Como é possível depreender o Estado de Bem-Estar durou bastante tempo e foi considerado produto da Era de Ouro do capitalismo segundo PARANHOS (et al) apud HOBSBAWN:

Após um longo período de êxito, que se estendeu até a década de 1970, no qual se constitui o crescimento mais rápido da história do capitalismo avançado, “as políticas econômicas da Era de Ouro pareceram fracassar” (HOBSBAWN, 1995, p.245), o mundo capitalista caiu numa longa e profunda recessão, combinando altos índices de inflação e baixos índices de crescimento econômico.
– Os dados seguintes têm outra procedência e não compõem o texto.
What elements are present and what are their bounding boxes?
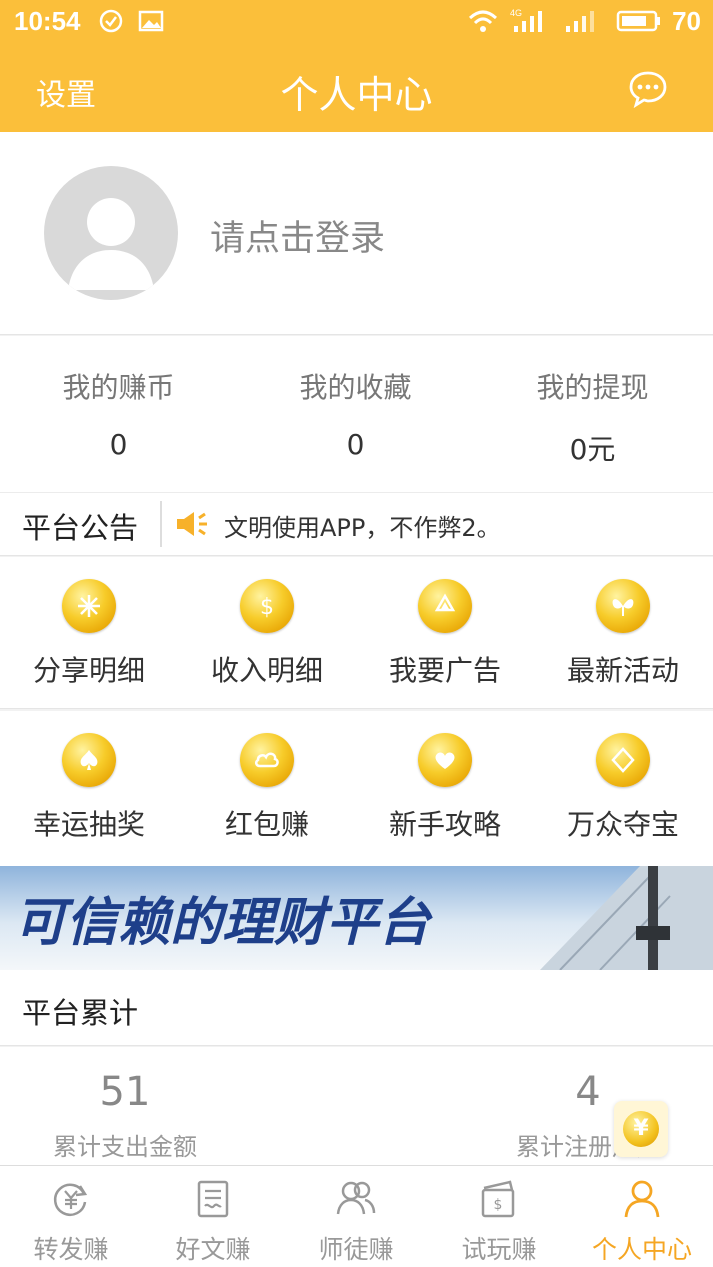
tab-mentor-earn[interactable]: 师徒赚 — [285, 1166, 427, 1267]
users-icon — [336, 1181, 376, 1215]
page-title: 个人中心 — [280, 73, 433, 117]
notice-bar[interactable]: 平台公告 文明使用APP，不作弊2。 — [0, 492, 713, 556]
notice-title: 平台公告 — [22, 511, 139, 545]
battery-icon — [616, 10, 660, 32]
tab-personal-center[interactable]: 个人中心 — [571, 1166, 713, 1267]
grid-item-lucky-draw[interactable]: 幸运抽奖 — [0, 711, 178, 863]
grid-item-red-packet[interactable]: 红包赚 — [178, 711, 356, 863]
spade-coin-icon — [62, 733, 116, 787]
grid-item-label: 最新活动 — [566, 654, 679, 687]
grid-item-label: 收入明细 — [210, 654, 323, 687]
butterfly-coin-icon — [596, 579, 650, 633]
grid-item-income-details[interactable]: $ 收入明细 — [178, 557, 356, 709]
stat-favorites[interactable]: 我的收藏 0 — [237, 366, 474, 461]
accum-value: 4 — [575, 1069, 601, 1115]
accum-label: 累计支出金额 — [53, 1133, 197, 1161]
profile-section[interactable]: 请点击登录 — [0, 132, 713, 335]
wifi-icon — [468, 10, 498, 32]
stats-section: 我的赚币 0 我的收藏 0 我的提现 0元 — [0, 336, 713, 492]
accum-value: 51 — [99, 1069, 151, 1115]
stat-withdrawals[interactable]: 我的提现 0元 — [474, 366, 711, 468]
tab-forward-earn[interactable]: 转发赚 — [0, 1166, 142, 1267]
grid-item-label: 我要广告 — [388, 654, 501, 687]
stat-value: 0 — [346, 428, 365, 461]
tab-label: 试玩赚 — [461, 1235, 537, 1264]
feature-grid-row-2: 幸运抽奖 红包赚 新手攻略 万众夺宝 — [0, 711, 713, 866]
battery-level: 70 — [672, 6, 701, 36]
promo-banner[interactable]: 可信赖的理财平台 — [0, 866, 713, 970]
tab-label: 转发赚 — [33, 1235, 109, 1264]
snowflake-coin-icon — [62, 579, 116, 633]
accum-total-users: 4 累计注册用户 — [463, 1069, 713, 1162]
tab-label: 个人中心 — [591, 1235, 692, 1264]
grid-item-label: 分享明细 — [32, 654, 145, 687]
login-prompt[interactable]: 请点击登录 — [210, 210, 385, 261]
accumulation-header: 平台累计 — [0, 970, 713, 1046]
grid-item-share-details[interactable]: 分享明细 — [0, 557, 178, 709]
signal-4g-icon: 4G — [510, 8, 542, 32]
grid-item-label: 红包赚 — [224, 808, 309, 841]
document-icon — [197, 1180, 229, 1218]
stat-value: 0元 — [569, 433, 616, 466]
notice-text: 文明使用APP，不作弊2。 — [224, 514, 501, 542]
person-icon — [624, 1180, 660, 1218]
yuan-refresh-icon — [53, 1183, 88, 1217]
status-time: 10:54 — [14, 6, 81, 36]
status-bar: 10:54 4G 70 — [0, 0, 713, 46]
grid-item-label: 万众夺宝 — [566, 808, 679, 841]
banner-text: 可信赖的理财平台 — [14, 892, 433, 953]
grid-item-label: 幸运抽奖 — [32, 808, 145, 841]
yuan-coin-icon: ¥ — [623, 1111, 659, 1147]
accumulation-section: 51 累计支出金额 4 累计注册用户 — [0, 1047, 713, 1165]
bottom-tab-bar: 转发赚 好文赚 师徒赚 $ 试玩赚 个人中心 — [0, 1165, 713, 1267]
svg-text:$: $ — [494, 1197, 503, 1213]
stat-value: 0 — [109, 428, 128, 461]
speaker-icon — [177, 512, 207, 536]
tab-label: 好文赚 — [175, 1235, 251, 1264]
grid-item-advertise[interactable]: 我要广告 — [356, 557, 534, 709]
stat-label: 我的收藏 — [299, 371, 412, 404]
tab-trial-earn[interactable]: $ 试玩赚 — [428, 1166, 570, 1267]
network-type-label: 4G — [510, 8, 522, 18]
grid-item-latest-events[interactable]: 最新活动 — [534, 557, 712, 709]
signal-icon — [566, 11, 594, 32]
accum-label: 累计注册用户 — [516, 1133, 660, 1161]
default-avatar-icon — [68, 198, 154, 290]
tab-label: 师徒赚 — [318, 1235, 394, 1264]
notice-divider — [160, 501, 162, 547]
diamond-coin-icon — [596, 733, 650, 787]
dollar-coin-icon: $ — [240, 579, 294, 633]
grid-item-beginner-guide[interactable]: 新手攻略 — [356, 711, 534, 863]
stat-coins[interactable]: 我的赚币 0 — [0, 366, 237, 461]
stat-label: 我的赚币 — [62, 371, 175, 404]
banner-image: 可信赖的理财平台 — [0, 866, 713, 970]
accumulation-title: 平台累计 — [22, 996, 139, 1030]
check-circle-icon — [99, 9, 123, 33]
svg-text:$: $ — [260, 595, 274, 620]
floating-coin-button[interactable]: ¥ — [614, 1101, 668, 1157]
image-icon — [138, 10, 164, 32]
tab-article-earn[interactable]: 好文赚 — [142, 1166, 284, 1267]
stat-label: 我的提现 — [536, 371, 649, 404]
avatar[interactable] — [44, 166, 178, 300]
message-icon[interactable] — [629, 70, 667, 108]
heart-coin-icon — [418, 733, 472, 787]
title-bar: 设置 个人中心 — [0, 46, 713, 132]
wallet-icon: $ — [481, 1180, 515, 1218]
grid-item-label: 新手攻略 — [388, 808, 501, 841]
grid-item-treasure[interactable]: 万众夺宝 — [534, 711, 712, 863]
accum-total-expense: 51 累计支出金额 — [0, 1069, 250, 1162]
recycle-coin-icon — [418, 579, 472, 633]
feature-grid-row-1: 分享明细 $ 收入明细 我要广告 最新活动 — [0, 557, 713, 709]
cloud-coin-icon — [240, 733, 294, 787]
Os ideais neoliberais, que já se formavam desde a década de 1940, ganham expressão neste período, defendendo a idéia de que o Estado de Bem-Estar deveria ceder lugar a um novo formato de Estado, o Estado mínimo.[6]


Sobre a ideia força motriz do desmantelamento do Estado de Bem-Estar para o Estado mínimo PARANHOS apud FRIGOTTO comenta que na verdade houve um movimento ideológico capitalista por traz dessas transformações:

A idéia-força batizadora do ideário neoliberal é a de que o setor público (o Estado) é responsável pela crise, pela ineficiência, pelo privilégio, e que o mercado e o privado são sinônimo de eficiência, qualidade e equidade. Desta idéia-chave advém a tese do ‘Estado mínimo’ e da necessidade de zerar todas as conquistas sociais, como o direito à estabilidade de emprego, o direito à saúde, educação, transportes públicos, etc. Tudo isso passa a ser regido pela férrea lógica das leis de mercado. Na realidade, a idéia de ‘Estado mínimo’ significa o Estado suficiente e necessário unicamente para os interesses da reprodução do capital (FRIGOTTO, 1999, p.83).[7] (grifo nosso).

Como é possível notar, as conquistas sociais, dentre elas o próprio direito à estabilidade do emprego, ideia central desta teoria, já foram segundo a história recente desarticulada socialmente, no sentido da defesa única dos interesses de reprodução do capital segundo FRIGOTTO, posição na qual concordamos, já que na Época de Ouro do capitalismo mundial, tanto o capital (detentores do capital) quanto o trabalho (detentores da mão de obra) fizeram um pacto político através do Estado produzindo em muitos países legislações trabalhistas e sociais amplas, dentre as quais se insere o Brasil, que durou por muito tempo e que ajudou ao crescimento da economia mundial de forma sustentável no fortalecimento recíproco do capital-trabalho onde o capital fornecia salários em troca da venda da mão-de-obra (capital humano) e os trabalhadores como consumidores devolviam o capital em forma de lucros através do mercado consumidor, numa espiral de prosperidade conjunta.
Portanto, no nosso entendimento, trabalhadores estáveis em seus postos de trabalho significam consumo estável também, trazendo estabilidade não só para os próprios trabalhadores, como também para todo o mercado consumidor e também para toda a Economia em geral.
Em seguida PARANHOS apud HOBSBAWN demonstra o maior radicalismo dos setores de direita na aplicação das práticas neoliberais:

A recomposição econômica do capitalismo se realiza pela radicalização das práticas neoliberais. Por volta de 1980, “governos da direita ideológica, comprometidos com uma forma extrema de egoísmo comercial e laissez-faire, chegaram ao poder” (HOBSBAWN, op.cit., p.245) com destaque para o governo Thatcher, eleito na Inglaterra em 1979, e para o governo Reagan, que chega à presidência dos Estados Unidos em 1980, em seguida os governos neoliberais se espalham por quase todos os países do norte europeu.[8]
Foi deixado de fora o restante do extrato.